А пока они пребывали в этой вражде, восстал и царь Алвании, ибо он был их племянником по сестре и, согласно отечественной вере, прежде был христианином, но Йазкерт, царь царей, насильственно сделал его могом. И, улучив удобное время, он решил отдать себя смерти: почел за лучшее погибнуть на войне, чем ценою отступничества править царством. Вследствие всего этого возвращение их в свою страну задержалось. А воспитатель младшего сына Йазкерта по имени Рахам из рода Михрана, хотя и видел, что арийцы разделились надвое, но с [одной] половиной зверски напал на старшего сына царя. Поразил, истребил отряд и, взяв в плен царского сына, приказал там же на месте убить его. А остальные войска привел и уговорил, и установил единодушие по всей Арийской стране, и поставил царем своего воспитанника, имя которого было Пероз[141].
Но хотя в Арийской стране и установился великий мир, царь Алвании не желал вновь покоряться, окопал крепость Чора и провел по эту сторону войска маскутов[142], объединил одиннадцать царей горских и противостал войной полку Ариев. И великий ущерб нанес войскам царским. Хотя они и дважды и трижды давали грамоту с мольбою, никак не могли привести этого мужа к согласию, а в письмах и через посланцев он порицал их за напрасное разорение страны Армянской. Напоминал им смерть нахараров и мучения узников. «В ответ на такую любовь и заслуги, вместо того, чтобы лелеять, вы лишаете их жизни», — говорил он. «Лучше пусть я, — говорил, — приму на себя их мучения, чем оставлю [без защиты] христианство!»

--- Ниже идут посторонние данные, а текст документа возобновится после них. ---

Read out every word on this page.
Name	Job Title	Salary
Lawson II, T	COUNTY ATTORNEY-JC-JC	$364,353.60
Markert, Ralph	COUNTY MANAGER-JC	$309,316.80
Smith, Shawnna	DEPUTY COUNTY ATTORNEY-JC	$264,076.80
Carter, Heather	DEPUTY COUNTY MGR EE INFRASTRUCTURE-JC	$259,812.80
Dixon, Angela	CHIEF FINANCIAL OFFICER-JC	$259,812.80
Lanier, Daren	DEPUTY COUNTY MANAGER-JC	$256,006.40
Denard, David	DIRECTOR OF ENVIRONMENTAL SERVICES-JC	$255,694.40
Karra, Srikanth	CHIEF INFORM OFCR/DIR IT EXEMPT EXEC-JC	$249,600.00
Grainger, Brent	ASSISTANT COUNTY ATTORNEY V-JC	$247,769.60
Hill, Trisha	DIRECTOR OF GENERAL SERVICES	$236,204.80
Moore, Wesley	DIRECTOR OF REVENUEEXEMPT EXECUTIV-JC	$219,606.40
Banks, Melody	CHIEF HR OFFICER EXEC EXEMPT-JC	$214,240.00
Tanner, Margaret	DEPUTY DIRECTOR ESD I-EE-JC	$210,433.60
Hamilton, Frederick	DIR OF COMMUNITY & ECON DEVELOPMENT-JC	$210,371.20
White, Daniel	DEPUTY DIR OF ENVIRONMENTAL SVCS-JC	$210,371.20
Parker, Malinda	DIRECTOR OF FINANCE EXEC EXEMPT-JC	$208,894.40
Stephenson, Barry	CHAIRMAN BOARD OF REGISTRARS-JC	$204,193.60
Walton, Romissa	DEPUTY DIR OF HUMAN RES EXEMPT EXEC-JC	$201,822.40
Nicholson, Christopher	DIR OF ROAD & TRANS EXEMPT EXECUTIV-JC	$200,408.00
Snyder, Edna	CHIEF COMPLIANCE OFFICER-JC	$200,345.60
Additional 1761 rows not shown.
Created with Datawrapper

И когда увидели, что ни силой, ни любовью не смогли привести [его] к согласию, отправили огромные сокровища в страну хайландуров, открыли Аланские ворота[143], выставили многочисленное войско изхонов и сражались в течение года с царем Алвании. Хотя и поколебались и рассеялись его войска от войска хонов, но его не смогли покорить. К тому же и телесные поражения постигли хонов, частью в боях, частью и от мучительных болезней. И когда настолько затянулась осада, большая часть страны пришла в разорение, но никто из [жителей], усомнившись, от [царя] не откололся.
Вновь послал к нему царь персов [требование]: «Мою сестру, что у тебя, и племянника отправь прочь, ибо они изначала были могами, хоть ты их обратил в христиан, — и страна твоя тебе да будет!» Но этот замечательный муж сражался не за господство, а за богопочитание. Мать (?) и жену отправил и отказался от всей страны, и сам взял Евангелие и пожелал уйти прочь из той страны.
Когда об этом услышал царь, горько раскаивался он и сожалел, и весь вред от этого дела он свалил на своего отца. Нерушимую клятву скрепил печатью и дал отнести к [царю Алвании]. «Только не уходи из твоей страны, и что ты скажешь, я сделаю». Но тот выпросил собственность, [причитающуюся ему] как отроку, которую отец его пожаловал ему в детстве его, — тысячу ердов[144]. Взял это у царя и поселился вместе с монахами. И каждодневно так [подчинял] себя служению, что и не вспоминал вовсе, что прежде он был царем.
И вся эта долгая вражда, которая происходила до пятого года царя царей Пероза[145], явилась причиной задержания нахараров армянских. Но в отношении содержания и права входить во дворец Пероз [все это] весьма умножил по сравнению с многолетними обычаями.
И в том же пятом году многим из них вновь пожаловал имущество и других обнадежил — в шестом году одновременно отпустить всех, с [их] имуществом и почестями. Но к этому месту мне предстоит вернуться. А жены блаженных и добродетельных — узников и павших на войне! По всей стране Армянской всех [их] счесть я не могу, ибо больше тех, которых я не знаю, чем тех, кого знаю. Но около пятисот я знаю лично поименно, не только старших, но и многих из младших. Все поголовно, проявляя ревность к небесному, нисколько не отставали от тех, которые не вкусили мирского. Были ли они из старших, или из младших[146], — облачались в ту же добродетель веры. Даже не вспоминали нисколько об изнеженности, свойственной исконной их принадлежности азатам, но готовы были проявить терпение в бедах большее, чем мужчины, которые, влача жизнь на этом свете, страждут от обязанностей, падающих на шинаканов[147].